I thought it was interesting. I cannot take a complete side for or against the virtual orchestra, since I do believe real and virtual orchestras must co-exist to keep motivating better virtual orchestras. The human skill in playing instruments will always be a standard to look upto.

However, what annoyed me about this article is the last line, which quotes David Lennon (president of the Broadway musicians\' union) as saying that composing for the virtual orchestra is just as good as composing for a tape recorder!!! That I am sure everyone here would agree is COMPLETELY wrong.
These ignoramuses do not understand that only the individual notes are sampled in a virtual orchetra. The music still must come out of the composer!!
What Lennon says (downplaying the virtual against the conventional composer) is justified only if the conventional composer PLAYS EVERY instrument in the orchestra himself. Now, how preposterous does that sound!!

The challenege rather should be for a real orchestra lead by Mr. Lennon to mimic the compositions of (for eg.,) Francesco Marchetti done with the GPO!!

any thoughts anyone?

Ouch that hurts
03-25-2004, 04:13 PM
One factor is a fear of people losing their jobs, which is a fear that besets people in all fields where radical technological change happens.

However, what is often overlooked is that the technology creates jobs as well. Someone has to play the samples, someone has to record them. Someone has to sell them. Someone has to build all the components of the computers used to run them. Someone has to write, produce and sell the software used to run them. etc etc . . .

What actually happens is that technology moves job up the skills ladder - it takes jobs away from the unskilled or those whose skills are obsolete, and transfers them to those with more and newer, cutting-edge skills.

I think we\'re seeing this process at work in music just as we have in many areas of manufacturing. I can\'t see that there\'s any point in fighting it.

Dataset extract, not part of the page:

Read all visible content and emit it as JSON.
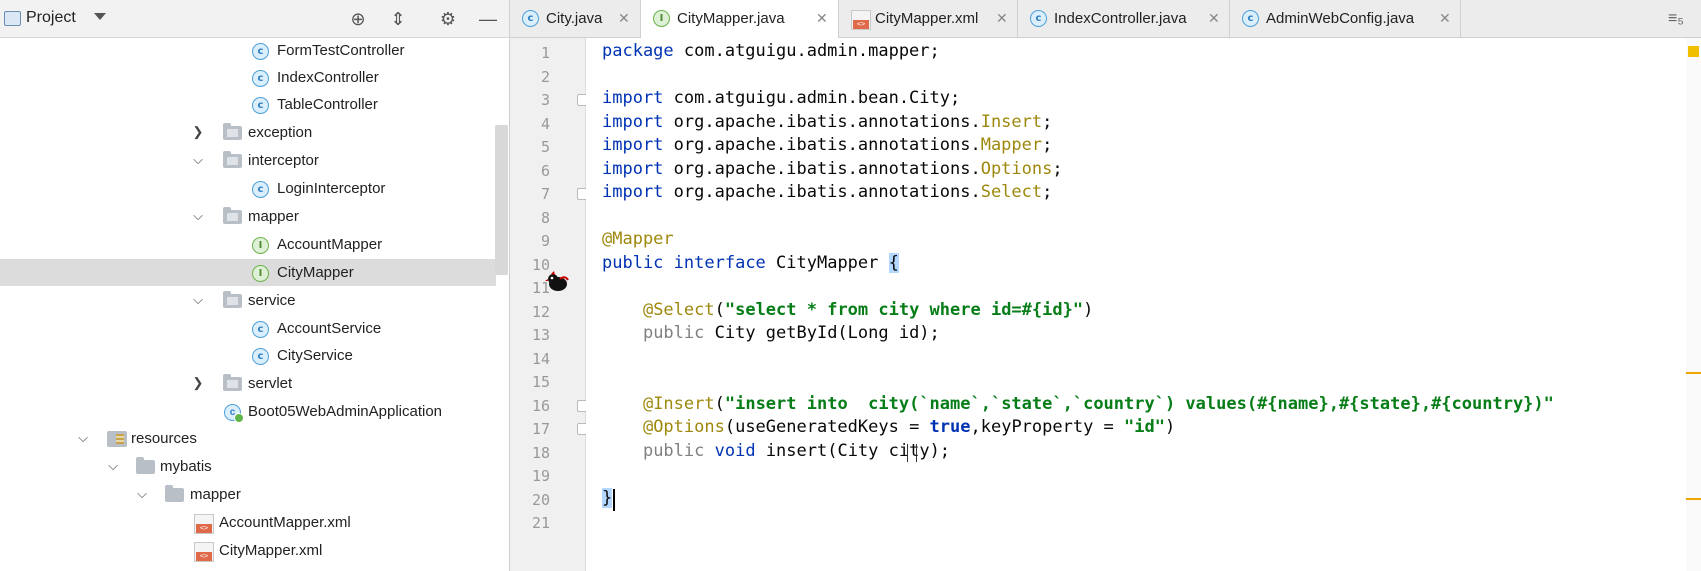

I\'m convinced now (I wasn\'t a few years ago) that it\'s possible to produce strong, deep, passionate, meaningful human music using just samples. You only have to look at the depth of passion and feeling for the musical art-form evident on these boards. So long as that is the case, the fact of music will continue to exist, while the precise form that it takes is transformed once more, just as it always has been through history.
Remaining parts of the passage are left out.